Spring Colloquium: Dr. Kylie Quave

"Household, Faction, and Political Economy: Developing the Inka Heartland (Maras, Cuzco, Peru)”

Reception outside McMillan G052 immediately following talk.

Dr. Kylie Quave is currently with Beloit College. Kylie uses archaeology and ethnohistory to reconstruct state development and its impacts on people’s lives. Her interests lie in understanding how states and empires in prehistory and recent history organize their economies and use their constituents to uphold social inequalities. Kylie’s research focuses on ancient domestic economies, how they articulate with larger political economies in states, and what that tells us about community cooperation and resistance to imperial rule. She currently carries out this research in highland Peru, focusing on the pre-Inca to Spanish Colonial periods (c. 1000-1700 CE). Her dissertation was a study of forcibly migrated retainer populations serving Inca nobles near the imperial capital, and sought to understand how labor was coerced through multiple strategies. A recent development of this work has been the excavation of households within a neighboring community allied with the Inca, to contrast migrant experiences with those of cooperative locals.

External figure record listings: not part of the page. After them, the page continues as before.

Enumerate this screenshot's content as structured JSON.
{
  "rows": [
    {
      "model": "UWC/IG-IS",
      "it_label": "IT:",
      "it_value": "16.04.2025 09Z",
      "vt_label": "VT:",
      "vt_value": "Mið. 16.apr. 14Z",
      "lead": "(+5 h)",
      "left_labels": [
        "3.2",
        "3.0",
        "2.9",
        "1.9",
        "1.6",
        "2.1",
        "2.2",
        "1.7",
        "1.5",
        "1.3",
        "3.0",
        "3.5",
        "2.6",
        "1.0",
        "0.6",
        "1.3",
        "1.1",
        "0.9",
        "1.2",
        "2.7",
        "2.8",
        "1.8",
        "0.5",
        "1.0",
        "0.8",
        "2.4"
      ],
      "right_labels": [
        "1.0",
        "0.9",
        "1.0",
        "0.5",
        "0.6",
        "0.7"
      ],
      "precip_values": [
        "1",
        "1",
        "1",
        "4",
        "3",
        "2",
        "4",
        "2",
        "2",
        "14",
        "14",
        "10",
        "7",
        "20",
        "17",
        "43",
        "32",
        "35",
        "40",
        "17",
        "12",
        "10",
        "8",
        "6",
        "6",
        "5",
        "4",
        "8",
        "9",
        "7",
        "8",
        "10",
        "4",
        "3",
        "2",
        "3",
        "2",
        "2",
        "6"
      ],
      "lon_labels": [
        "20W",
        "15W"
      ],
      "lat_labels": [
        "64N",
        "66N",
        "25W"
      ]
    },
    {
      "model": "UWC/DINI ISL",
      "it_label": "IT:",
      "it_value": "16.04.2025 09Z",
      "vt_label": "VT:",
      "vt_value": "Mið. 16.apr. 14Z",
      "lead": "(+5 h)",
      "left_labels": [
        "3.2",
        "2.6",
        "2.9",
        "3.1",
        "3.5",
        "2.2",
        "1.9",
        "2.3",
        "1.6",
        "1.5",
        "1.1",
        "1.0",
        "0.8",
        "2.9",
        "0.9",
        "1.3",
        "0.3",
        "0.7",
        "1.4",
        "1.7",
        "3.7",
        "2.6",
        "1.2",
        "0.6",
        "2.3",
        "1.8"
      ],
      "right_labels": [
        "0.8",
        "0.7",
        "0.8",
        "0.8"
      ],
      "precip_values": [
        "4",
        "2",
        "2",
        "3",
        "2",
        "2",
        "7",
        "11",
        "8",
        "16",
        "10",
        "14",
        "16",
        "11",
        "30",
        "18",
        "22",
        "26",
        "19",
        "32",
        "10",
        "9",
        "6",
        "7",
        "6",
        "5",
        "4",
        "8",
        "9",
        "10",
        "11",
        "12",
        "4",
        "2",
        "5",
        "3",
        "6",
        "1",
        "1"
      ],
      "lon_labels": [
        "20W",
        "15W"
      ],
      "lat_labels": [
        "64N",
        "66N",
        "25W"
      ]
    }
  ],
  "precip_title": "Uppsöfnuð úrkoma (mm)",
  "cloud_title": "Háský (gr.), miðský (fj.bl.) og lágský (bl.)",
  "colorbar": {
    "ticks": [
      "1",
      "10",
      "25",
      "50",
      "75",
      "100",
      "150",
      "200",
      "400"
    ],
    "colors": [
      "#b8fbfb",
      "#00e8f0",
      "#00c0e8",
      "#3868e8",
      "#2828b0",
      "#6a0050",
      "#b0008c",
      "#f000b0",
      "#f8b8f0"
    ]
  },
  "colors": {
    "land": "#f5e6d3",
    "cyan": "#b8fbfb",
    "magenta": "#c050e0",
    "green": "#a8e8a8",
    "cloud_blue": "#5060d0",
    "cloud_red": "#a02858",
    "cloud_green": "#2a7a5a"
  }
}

Kylie applies her research interests to better understanding human prehistory and history in the classroom, with relevant connections drawn to the real world. She challenges students to use the archaeological past as a harbinger of what’s to come and as a critical study of how we interpret our present. Kylie is teaching courses on the overview of human prehistory and quantitative research methods. She emphasizes student training in her Peruvian projects, co-publishes and co-presents work with students, and encourages independent research.